Since all manner of things can trigger a conflict, they may not always be useful however.
Is there any way to tell which of the original / existing files the conflicted files conflict with? I have 100 in a project that I believe was fine until I opened it with Scrivener 3. Looking at the package contents directly, I haven’t been able to locate the files. I really don’t want to check 100 files manually without knowing the filenames at the very least…
If you want to get a better picture of things, I’d examine the package contents from before updating. The recovery process will remove the original orphaned file and convert it into a proper binder item. At that point it will look like all other binder items from the context of what you see in Finder.
So to see what was there, what necessitated a recovery, you’d need to go back to a version of the project prior to recovery. Likely you’ll find a bunch of “23 (conflicted copy blah blah).rtf” type entries. Managing the conflicts by hand using the file system is the old way of doing this, and it still works and for those inclined to do so there may be some advantages.
Thanks - that was really helpful. I was able to narrow it down from 100 to 2 that needed to be checked.
But I wonder if there wouldn’t be some way in the Scrivener 3 conversion / conflict management process to preserve the info (i.e. the corresponding numbered filename from the Scrivener 2 project) such that digging around in package contents from the backup copy isn’t necessary.
Or at the very least, document it better. Searching the Scrivener 3 manual for conflicts led me to scrivener.tenderapp.com/help/kb … g-problems which wasn’t nearly as helpful as your post.
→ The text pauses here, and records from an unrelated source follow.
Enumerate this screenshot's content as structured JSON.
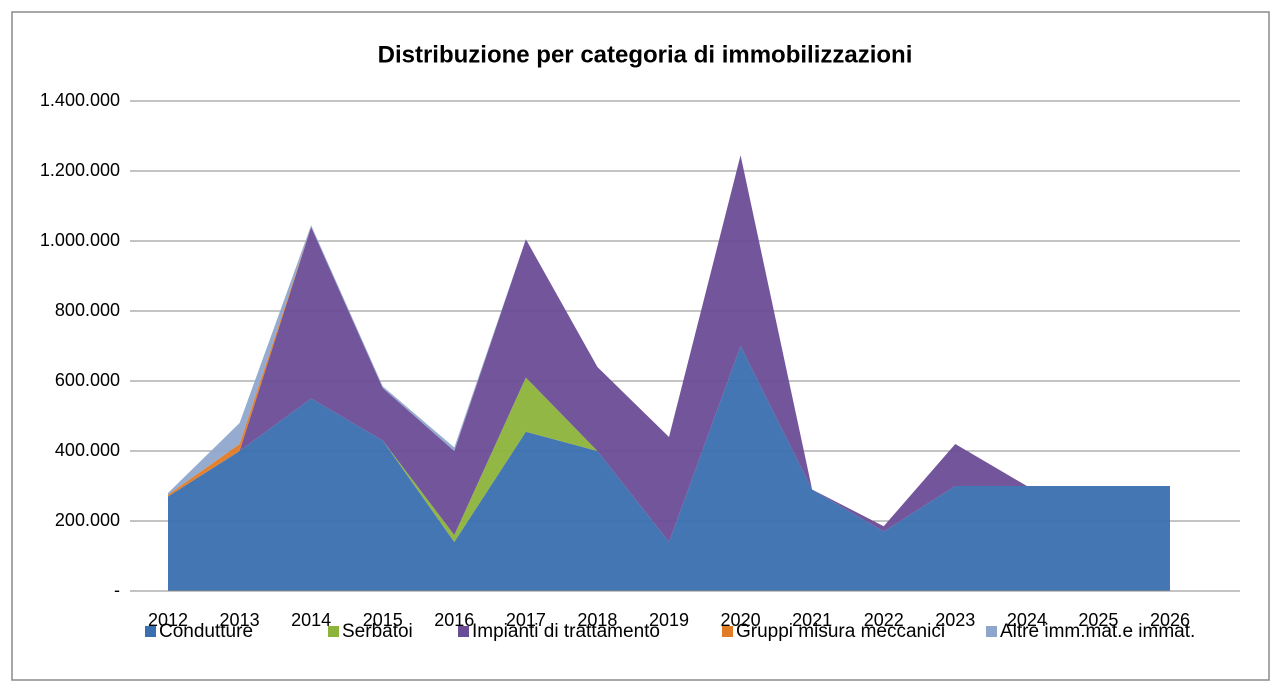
{
  "chart_data": {
    "type": "stacked_area",
    "title": "Distribuzione per categoria di immobilizzazioni",
    "categories": [
      "2012",
      "2013",
      "2014",
      "2015",
      "2016",
      "2017",
      "2018",
      "2019",
      "2020",
      "2021",
      "2022",
      "2023",
      "2024",
      "2025",
      "2026"
    ],
    "series": [
      {
        "name": "Condutture",
        "color": "#3a6fb0",
        "values": [
          270000,
          400000,
          550000,
          430000,
          140000,
          455000,
          400000,
          140000,
          700000,
          290000,
          170000,
          300000,
          300000,
          300000,
          300000
        ]
      },
      {
        "name": "Serbatoi",
        "color": "#8cb33a",
        "values": [
          0,
          0,
          0,
          0,
          20000,
          155000,
          0,
          0,
          0,
          0,
          0,
          0,
          0,
          0,
          0
        ]
      },
      {
        "name": "Impianti di trattamento",
        "color": "#6b4c96",
        "values": [
          0,
          0,
          490000,
          150000,
          240000,
          395000,
          240000,
          300000,
          545000,
          0,
          15000,
          120000,
          0,
          0,
          0
        ]
      },
      {
        "name": "Gruppi misura meccanici",
        "color": "#e07b26",
        "values": [
          5000,
          20000,
          0,
          0,
          0,
          0,
          0,
          0,
          0,
          0,
          0,
          0,
          0,
          0,
          0
        ]
      },
      {
        "name": "Altre imm.mat.e immat.",
        "color": "#8fa6cc",
        "values": [
          5000,
          60000,
          5000,
          5000,
          10000,
          0,
          0,
          0,
          0,
          0,
          0,
          0,
          0,
          0,
          0
        ]
      }
    ],
    "ylim": [
      0,
      1400000
    ],
    "yticks": [
      {
        "value": 0,
        "label": "-"
      },
      {
        "value": 200000,
        "label": "200.000"
      },
      {
        "value": 400000,
        "label": "400.000"
      },
      {
        "value": 600000,
        "label": "600.000"
      },
      {
        "value": 800000,
        "label": "800.000"
      },
      {
        "value": 1000000,
        "label": "1.000.000"
      },
      {
        "value": 1200000,
        "label": "1.200.000"
      },
      {
        "value": 1400000,
        "label": "1.400.000"
      }
    ],
    "grid": true,
    "legend": "bottom"
  }
}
It’s a tricky thing to document since the nature of the problem is, in a certain light, damage. Some external program has messed with the internal structure of the project and broken it in some way that might be very specific to how that system works. We don’t tend to think of it these terms because the manner in which these systems do that is usually benign—duplicate files etc.—but it’s still unpredictable and ultimately a process of documenting another company’s synchronisation conflict protocols.
As to more intelligently handling these—I think you will find in v3 that this is smoother going forward. You’re talking about conflicts that were generated in an old v2 project that are now finally being rescued in v3. The new internal format structure should alleviate some of the ambiguity that existed in the older version. Much of the impetus behind the new project design was in fact to increase robustness against sync damage of all kinds. When the old project format was invented, people used the word “dropbox” to mean where you put your hotel keys when you check out.
Would be really great if someone at Scrivener was to make a tutorial video demonstrating the “resolve conflict” functionality and best practice techniques for both proactively avoiding, and if not avoided, fixing “resolve conflict” issues when they appear.
Thank you so much.
Best practice for avoiding conflicts is very simple:
Before you launch a project, make sure that the device is fully synchronized with whatever service you are using.
When you are done working with a project, before you put the device down, make sure it is fully synchronized with whatever service you are using.
2a. Close projects when you are done with them.
If in doubt, synchronize. That is, if you aren’t sure whether the local version of a project is “current” with your synchronization server, synchronize it.